Government jurisdictions are rarely aligned along watershed or ecosystem boundaries, much less areas defined as “coastal zones.” It is widely recognized that integrated management across jurisdictional boundaries is necessary for effective implementation of disaster response. However, this trans-jurisdictional integrated management rarely occurs.
The practice of integrated coastal zone management (ICZM), like ecosystem-based management and watershed management, is a quest for holistic management that integrates biophysical and social issues within coherent physical geographic zones. ICZM remains a largely unfulfilled quest, in spite of some impressive progress in the last couple of decades. But the concept remains viable and most practitioners and even governments agree ICZM is a goal to strive for.
ICZM: An Unfulfilled Quest
The problem of why ICZM is not as far along as many think it should be comes down, perhaps, to the issue of governance. The development of effective plans for dealing with disasters requires a delicate balance between local autonomy and federal and state mandates. This review suggests that a strong federal or state mandate for effective plans coupled with strong local autonomy to carry out the planning has resulted in the most effective plans.
It appears that few city or county governments have the political will to carry out effective plans that require substantial changes in land use, for example. Most local communities in the Gulf Coast region have some home rule powers. Few, if any, are going to give up their autonomy to regional planning agencies — no matter how high-minded the governing principles might be. On the other hand, if they are required to develop plans that make hard choices, local governments are fully capable of doing so, and in fact usually come up with better plans than would be developed and imposed by state or federal entities.
Can Regional Planning Really Work?
Integrated regional planning is not an alien concept on the Gulf Coast. Regional Councils of Governments (COGs), for example, cover the area, and promote regional planning. There are Metropolitan Planning Organizations (MPOs) for the major cities that deal with transportation planning issues. There are River Authorities and Water Management Districts all along the coast, with service areas that overlap with any number of local governments. Voluntary watershed partnerships, which promote interagency collaboration and greater public stakeholder involvement, are becoming much more common. Several National Estuary Program projects being implemented along the coast promote integrated management of coastal natural resources.

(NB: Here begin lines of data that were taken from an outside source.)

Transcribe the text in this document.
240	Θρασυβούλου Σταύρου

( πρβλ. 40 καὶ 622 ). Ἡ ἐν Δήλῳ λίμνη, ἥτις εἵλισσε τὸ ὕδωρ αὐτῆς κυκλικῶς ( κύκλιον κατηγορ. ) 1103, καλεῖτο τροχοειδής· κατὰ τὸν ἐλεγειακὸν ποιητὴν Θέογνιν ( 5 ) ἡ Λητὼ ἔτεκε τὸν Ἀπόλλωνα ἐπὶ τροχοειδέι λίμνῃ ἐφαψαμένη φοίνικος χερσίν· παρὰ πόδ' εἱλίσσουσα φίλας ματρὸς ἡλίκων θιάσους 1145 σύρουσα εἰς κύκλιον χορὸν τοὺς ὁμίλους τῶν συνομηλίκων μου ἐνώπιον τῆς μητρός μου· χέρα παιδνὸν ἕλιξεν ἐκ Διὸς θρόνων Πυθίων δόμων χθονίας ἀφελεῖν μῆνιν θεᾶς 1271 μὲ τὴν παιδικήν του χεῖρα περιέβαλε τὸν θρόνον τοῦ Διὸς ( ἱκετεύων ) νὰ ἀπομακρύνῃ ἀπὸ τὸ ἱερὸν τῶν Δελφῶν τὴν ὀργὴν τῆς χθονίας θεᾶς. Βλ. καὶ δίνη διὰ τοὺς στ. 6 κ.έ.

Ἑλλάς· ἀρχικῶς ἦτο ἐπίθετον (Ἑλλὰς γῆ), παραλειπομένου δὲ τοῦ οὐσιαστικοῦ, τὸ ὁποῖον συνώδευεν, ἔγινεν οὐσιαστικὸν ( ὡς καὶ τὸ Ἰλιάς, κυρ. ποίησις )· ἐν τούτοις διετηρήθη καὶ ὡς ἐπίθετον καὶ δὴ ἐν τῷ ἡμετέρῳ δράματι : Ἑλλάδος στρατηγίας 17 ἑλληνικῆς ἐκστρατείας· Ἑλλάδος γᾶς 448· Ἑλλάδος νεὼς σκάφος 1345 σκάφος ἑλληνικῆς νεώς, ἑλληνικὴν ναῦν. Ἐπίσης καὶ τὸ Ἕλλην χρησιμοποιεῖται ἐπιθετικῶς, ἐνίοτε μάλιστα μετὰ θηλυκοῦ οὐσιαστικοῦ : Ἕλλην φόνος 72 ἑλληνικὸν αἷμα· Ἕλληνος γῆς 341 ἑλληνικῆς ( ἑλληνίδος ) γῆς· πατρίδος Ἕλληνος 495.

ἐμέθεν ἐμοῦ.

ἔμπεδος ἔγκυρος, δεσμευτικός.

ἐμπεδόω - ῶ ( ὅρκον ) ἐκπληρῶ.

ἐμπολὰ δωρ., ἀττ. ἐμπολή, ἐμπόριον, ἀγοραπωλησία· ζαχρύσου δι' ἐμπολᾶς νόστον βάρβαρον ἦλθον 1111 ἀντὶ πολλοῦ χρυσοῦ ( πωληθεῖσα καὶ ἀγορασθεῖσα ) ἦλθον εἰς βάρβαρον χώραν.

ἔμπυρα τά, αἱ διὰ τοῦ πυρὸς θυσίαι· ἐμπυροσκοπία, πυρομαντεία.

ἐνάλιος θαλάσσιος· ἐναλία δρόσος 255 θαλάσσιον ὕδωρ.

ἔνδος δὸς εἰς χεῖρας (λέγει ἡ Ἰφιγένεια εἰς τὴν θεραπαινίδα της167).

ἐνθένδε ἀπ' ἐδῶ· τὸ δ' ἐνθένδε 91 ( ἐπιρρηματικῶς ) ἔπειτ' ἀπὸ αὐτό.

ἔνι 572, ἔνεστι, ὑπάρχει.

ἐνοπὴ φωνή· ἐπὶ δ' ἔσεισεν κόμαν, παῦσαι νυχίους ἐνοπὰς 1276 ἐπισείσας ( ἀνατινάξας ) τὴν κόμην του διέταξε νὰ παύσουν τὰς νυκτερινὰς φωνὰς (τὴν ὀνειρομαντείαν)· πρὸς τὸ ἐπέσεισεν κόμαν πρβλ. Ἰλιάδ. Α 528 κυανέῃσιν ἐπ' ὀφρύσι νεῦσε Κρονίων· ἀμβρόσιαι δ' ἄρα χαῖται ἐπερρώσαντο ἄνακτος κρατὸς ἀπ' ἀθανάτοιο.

Florida has one of the more interesting complexes of overlapping councils and districts: 11 regional planning councils, 26 MPOs, and 5 regional water management districts, all with varying degrees of authority and review power. Do they all add up to Integrated Coastal Zone Management — probably not, yet! That truly effective plans have yet to be developed even in Florida suggests that all the steps in the dance of effective governance have yet to be worked out. The fact remains, however, that some of the best plans come from Florida, which suggests that balancing strong state mandates and local autonomy might be one of the main steps in the dance.
Progressing ICZM on the Gulf Coast
The lesson of this analysis is that ICZM will work best when it recognizes the primacy of local government, coupled with the need for very strong federal and state mandates. The balance that ICZM seeks in terms of environmental, economic, social, cultural, and recreational objectives will not take place unless a balance is struck between local, state, and federal governance. Adaptation to climate change will clearly not occur by edict alone. There needs to be strong leadership from the federal government for dealing with current and future disasters. That leadership needs to be funneled through the states that in turn impose mandates on local governments while giving them full authority to adapt plans to local conditions.